The man’s head dips again. “My friends in that place. All of them. I took them down with me. I took them all down with me. My…fault.” He stares into nothing. “More testing. Too… hasty. Down.” A deep swallow that takes all his efforts. “Down. Down.” There is a silence for a long time. “Made it home, didn’t I? I-”
“Elder!” she screams, slamming her fists on the lab’s window. “Elder!”
The Surgeon Elder does not speak. Seconds later, his neck bends too far, the bones underneath pulverized to dust. His head slides down as if cut by a sharp blade and lands on the floor. The rest of the man’s body sags, slumps, and then smashes to the ground, going up like a pile of autumn leaves or ash.
Then, in the middle of the pile lies a single syringe with a violet mixture.

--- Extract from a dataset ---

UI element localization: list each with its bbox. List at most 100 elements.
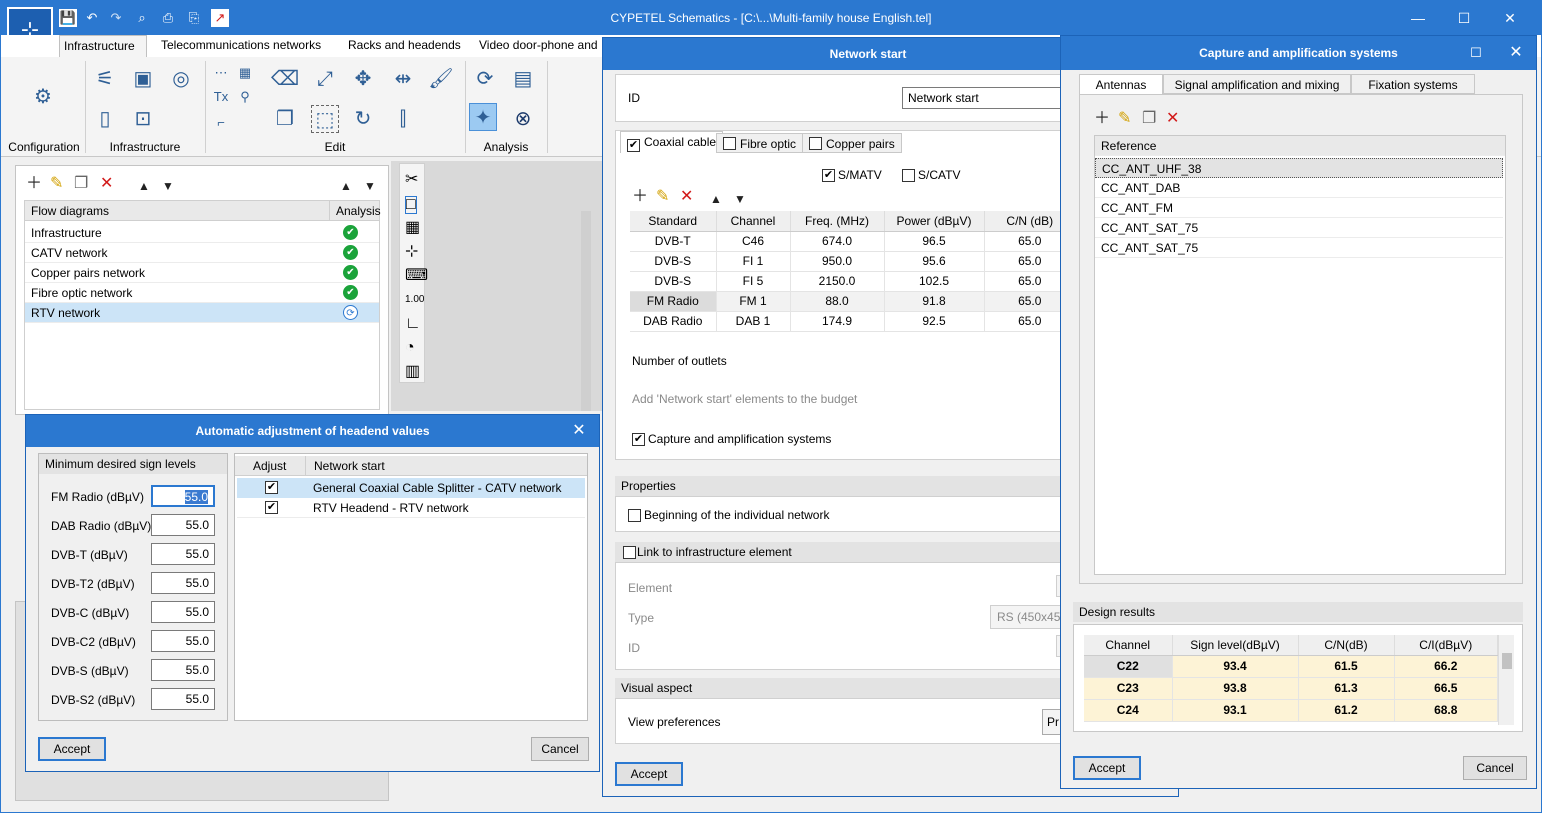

It is brighter than anything Pasha has ever seen. She almost cries at the sight of it. “You poor man,” she says, gripping the speaking tube tightly as reality opens to her. Everywhere. All this time. Oh, but of course, it had been here; the riots, the Chant, the hatred focused on the First Signature like a trained rifle. There were a myriad of reasons, but all chalked up to a distrust not created through any rationale but engineered—Incited. Her hold on the city and humanity has waned, and she sees now that it is not her fault or the Surgeon Elder’s.
Pasha throws the tube down and finds Gauss. “Pull it back!”
“Pull what?”
“The ropeway to Hyrnlak. Bring them back!”

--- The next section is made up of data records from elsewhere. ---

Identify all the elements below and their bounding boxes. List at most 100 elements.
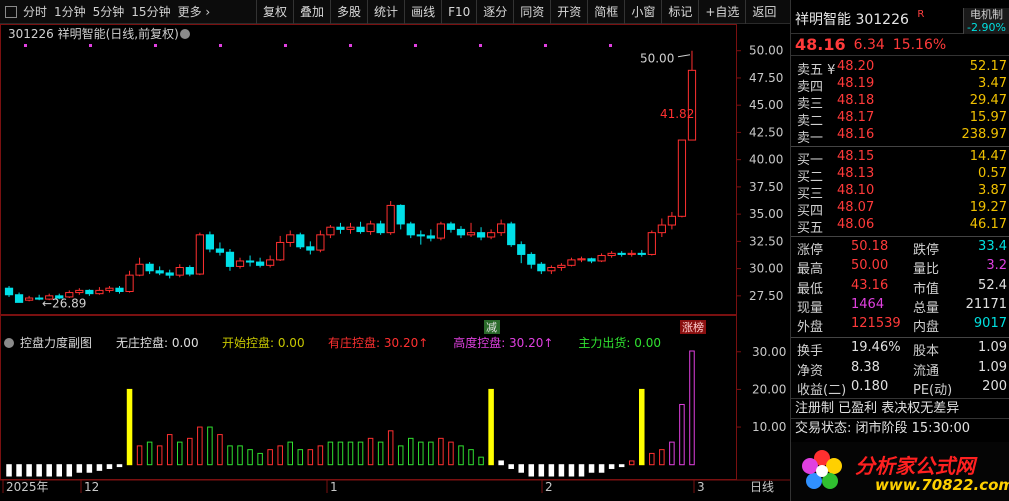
indicator-menu-icon[interactable]	[4, 338, 14, 348]
period-2[interactable]: 5分钟	[93, 3, 125, 20]
industry-box[interactable]: 电机制 -2.90%	[963, 8, 1009, 34]
candle[interactable]	[155, 266, 164, 276]
bid-row-2[interactable]: 买三 48.10 3.87	[791, 183, 1009, 202]
candle[interactable]	[346, 222, 355, 234]
candle[interactable]	[647, 230, 656, 256]
ask-row-0[interactable]: 卖五 ¥48.20 52.17	[791, 59, 1009, 78]
candle[interactable]	[376, 220, 385, 235]
toolbar-button-6[interactable]: 逐分	[476, 0, 513, 24]
candle[interactable]	[446, 221, 456, 233]
candle[interactable]	[466, 222, 476, 238]
candle[interactable]	[627, 250, 636, 257]
candle[interactable]	[667, 211, 677, 230]
candle[interactable]	[517, 241, 526, 264]
tag-jian[interactable]: 减	[486, 321, 497, 334]
candle[interactable]	[185, 265, 194, 277]
tag-zhangbang[interactable]: 涨榜	[682, 320, 704, 334]
candle[interactable]	[326, 225, 335, 239]
toolbar-button-9[interactable]: 简框	[587, 0, 624, 24]
ask-row-4[interactable]: 卖一 48.16 238.97	[791, 127, 1009, 146]
candle[interactable]	[687, 50, 697, 141]
candle[interactable]	[677, 139, 687, 218]
candle[interactable]	[266, 255, 275, 268]
candle[interactable]	[85, 289, 94, 296]
candle[interactable]	[436, 221, 446, 241]
toolbar-button-2[interactable]: 多股	[330, 0, 367, 24]
period-1[interactable]: 1分钟	[54, 3, 86, 20]
candle[interactable]	[316, 230, 325, 253]
candle[interactable]	[597, 253, 606, 263]
candle[interactable]	[195, 232, 204, 276]
candle[interactable]	[336, 222, 345, 234]
candle[interactable]	[426, 229, 435, 242]
candle[interactable]	[14, 292, 24, 303]
candle[interactable]	[386, 201, 395, 235]
candle[interactable]	[75, 288, 84, 295]
candle[interactable]	[145, 262, 154, 275]
candle[interactable]	[135, 257, 144, 277]
candle[interactable]	[456, 226, 466, 239]
toolbar-button-1[interactable]: 叠加	[293, 0, 330, 24]
kline-chart[interactable]: 301226 祥明智能(日线,前复权) 50.00 47.50 45.00 42.50 4…	[0, 24, 790, 493]
toolbar-button-8[interactable]: 开资	[550, 0, 587, 24]
candle[interactable]	[507, 221, 516, 247]
toolbar-button-10[interactable]: 小窗	[624, 0, 661, 24]
toolbar-button-7[interactable]: 同资	[513, 0, 550, 24]
candle[interactable]	[356, 221, 365, 234]
ask-row-1[interactable]: 卖四 48.19 3.47	[791, 76, 1009, 95]
candle[interactable]	[557, 263, 566, 271]
candle[interactable]	[296, 232, 305, 249]
candle[interactable]	[476, 227, 486, 241]
period-3[interactable]: 15分钟	[131, 3, 170, 20]
candle[interactable]	[115, 286, 124, 294]
candle[interactable]	[105, 286, 114, 293]
bid-row-0[interactable]: 买一 48.15 14.47	[791, 149, 1009, 168]
candle[interactable]	[245, 255, 255, 267]
candle[interactable]	[547, 265, 556, 275]
bid-row-1[interactable]: 买二 48.13 0.57	[791, 166, 1009, 185]
candle[interactable]	[587, 257, 596, 264]
candle[interactable]	[306, 241, 315, 255]
chevron-down-icon[interactable]	[180, 29, 190, 39]
period-4[interactable]: 更多 ›	[178, 3, 211, 20]
toolbar-button-3[interactable]: 统计	[367, 0, 404, 24]
candle[interactable]	[276, 235, 285, 261]
candle[interactable]	[175, 264, 184, 278]
candle[interactable]	[366, 220, 375, 235]
candle[interactable]	[657, 218, 666, 238]
candle[interactable]	[215, 242, 225, 256]
candle[interactable]	[537, 262, 546, 275]
candle[interactable]	[637, 250, 646, 257]
candle[interactable]	[165, 269, 174, 279]
candle[interactable]	[205, 231, 215, 253]
candle[interactable]	[497, 219, 506, 236]
candle[interactable]	[416, 230, 425, 245]
toolbar-button-0[interactable]: 复权	[256, 0, 293, 24]
toolbar-button-11[interactable]: 标记	[661, 0, 698, 24]
candle[interactable]	[255, 257, 265, 268]
candle[interactable]	[527, 252, 536, 269]
candle[interactable]	[396, 204, 405, 230]
toolbar-button-4[interactable]: 画线	[404, 0, 441, 24]
candle[interactable]	[125, 270, 134, 293]
toolbar-button-12[interactable]: +自选	[698, 0, 745, 24]
toolbar-button-5[interactable]: F10	[441, 0, 476, 24]
candle[interactable]	[577, 256, 586, 263]
candle[interactable]	[225, 248, 235, 271]
toolbar-button-13[interactable]: 返回	[745, 0, 782, 24]
candle[interactable]	[607, 251, 616, 258]
bid-row-3[interactable]: 买四 48.07 19.27	[791, 200, 1009, 219]
ask-row-3[interactable]: 卖二 48.17 15.97	[791, 110, 1009, 129]
candle[interactable]	[4, 286, 14, 297]
bid-row-4[interactable]: 买五 48.06 46.17	[791, 217, 1009, 236]
checkbox-icon[interactable]	[5, 5, 17, 18]
candle[interactable]	[486, 229, 496, 240]
ask-row-2[interactable]: 卖三 48.18 29.47	[791, 93, 1009, 112]
candle[interactable]	[406, 221, 415, 239]
candle[interactable]	[24, 295, 34, 302]
candle[interactable]	[617, 251, 626, 257]
candle[interactable]	[286, 230, 295, 247]
candle[interactable]	[235, 257, 245, 269]
candle[interactable]	[95, 287, 104, 295]
candle[interactable]	[567, 257, 576, 267]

Gauss looks around. “But… the Inciter strand.”
“Hyrnlak is dead. The Emergence Corps is dead! They have been for years. There’s nothing left.” Hells, Cackles can’t even see it, can’t understand that the soil in the Surgeon Elder’s quarters belonged to Lieutenant Colonel Tatlock’s mycorrhizal. Pasha almost punches the fat general in the stomach for being so blind. “Did you hear him? The Inciter strand is here. It’s everywhere!”